The excitatory synaptic transmission of the nucleus of solitary tract was potentiated by chronic myocardial infarction in rats.

PMID 25756354


Angina pectoris is a common clinical symptom that often results from myocardial infarction. One typical characteristic of angina pectoris is that the pain does not match the severity of the myocardial ischemia. One possible explanation is that the intensity of cardiac nociceptive information could be dynamically regulated by certain brain areas. As an important nucleus for processing cardiac nociception, the nucleus of the solitary tract (NTS) has been studied to some extent. However, until now, the morphological and functional involvement of the NTS in chronic myocardial infarction (CMI) has remained unknown. In the present study, by exploring left anterior descending coronary artery ligation surgery, we found that the number of synaptophysin-immunoreactive puncta and Fos-immunoreactive neurons in the rat NTS two weeks after ligation surgery increased significantly.
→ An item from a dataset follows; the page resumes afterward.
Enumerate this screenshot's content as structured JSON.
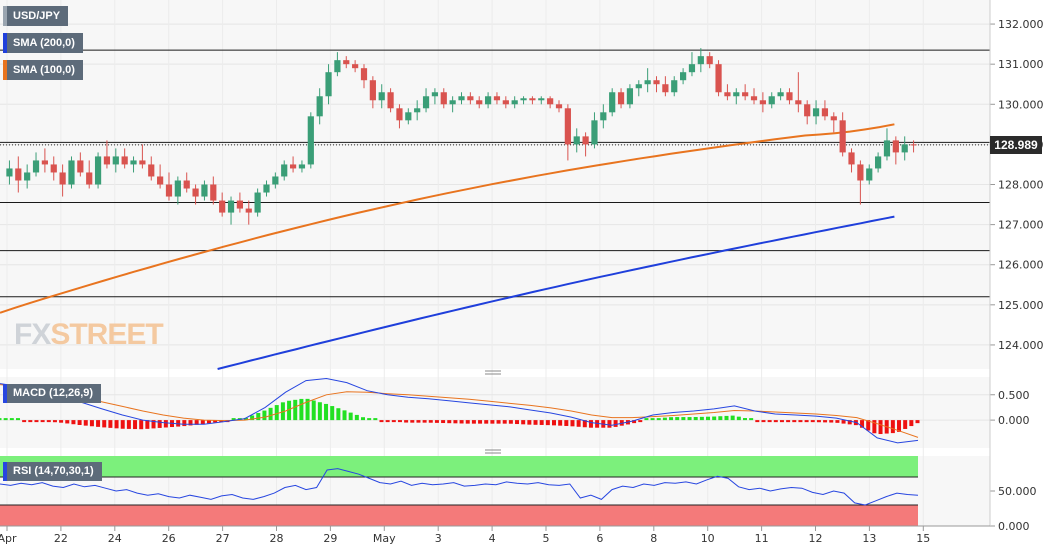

Excitatory pre- and postsynaptic transmission was potentiated. A bath application of a Ca2+ channel inhibitor GABApentin and Ca2+ permeable AMPA receptor antagonist NASPM could reverse the potentiated pre- and postsynaptic transmission, respectively. Meanwhile, rats with CMI showed significantly increased visceral pain behaviors. Microinjection of GABApentin or NASPM into the NTS decreased the CMI-induced visceral pain behaviors. In sum, our results suggest that the NTS is an important area for the process of cardiac afference in chronic myocardial infarction condition.